Resumindo a ópera-bufa: a Lei nº 13.954/19 não só enfiou a faca na ferida aberta que a MP 2.215/01 deixou, como ainda jogou um pouquinho de sal. Quando elegemos um governo “democrático-por-falta-de-opção” presidido por um ex-militar, pensamos que a bagunça iria ser organizada. Mas, eis que os generais semi-legisladores, para não desmentir o passado e continuar praticando o seu esporte preferido – cutucar a suboficialidade com vara curta – se superaram.
Criativos e debochados ao extremo stalinista, os deuses olímpicos da milicolândia escreveram “nas coxas” uma lei que instituiu o “posto abaixo”! Bizarro!? Não.
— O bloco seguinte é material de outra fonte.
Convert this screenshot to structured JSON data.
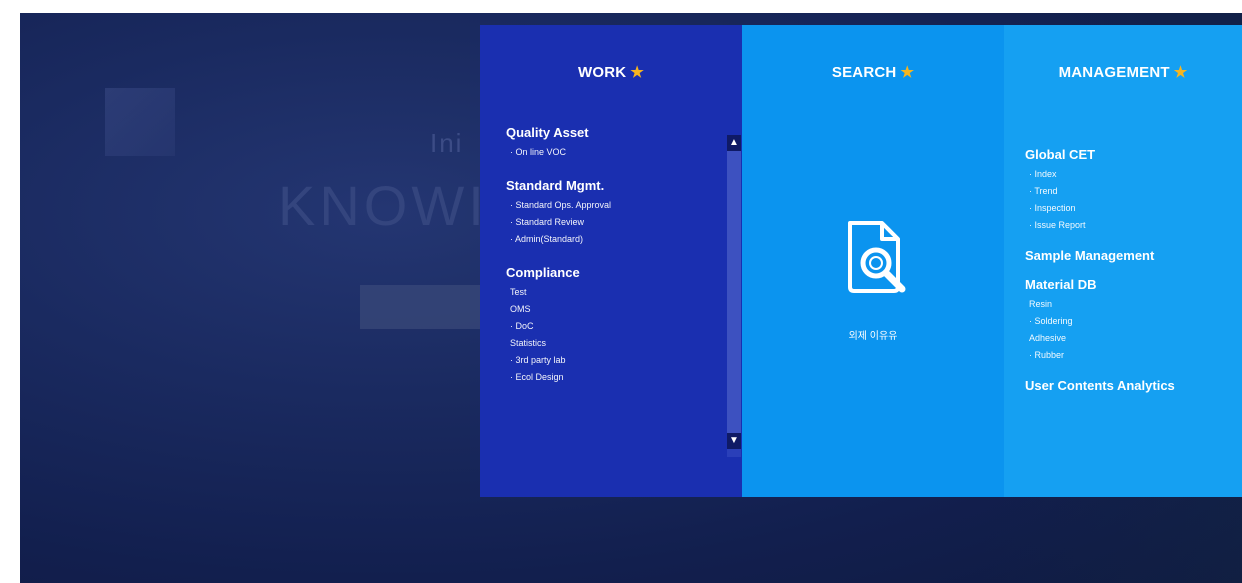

É até bem simples de entender. O novo adicional negativo é um curso para inglês ver tirado da cartola da administração militar e ofertado aos suboficiais/subtenentes da ativa a partir de 2020. Ele é negativo para os veteranos que sobreviveram à MP 2.215/01 só para serem ainda mais lesados pelo governo, já que o curso existia há vinte anos e nunca foi disponibilizado.
Longe de ser “sustentável”, como apregoado aos quatro cantos, parece que a previdência militar está mais para um leviatã autofágico, uma vez que, numa manobra “robin hoodiana” tirou da base para dar ao topo. Em bom vernáculo, a covarde bitributação das pensionistas, os zero por cento dado aos cabos e soldados, entre outras “mitagens”, foi o que possibilitou o estrelado aumento de R$10mil para os generais, almirantes e brigadeiros.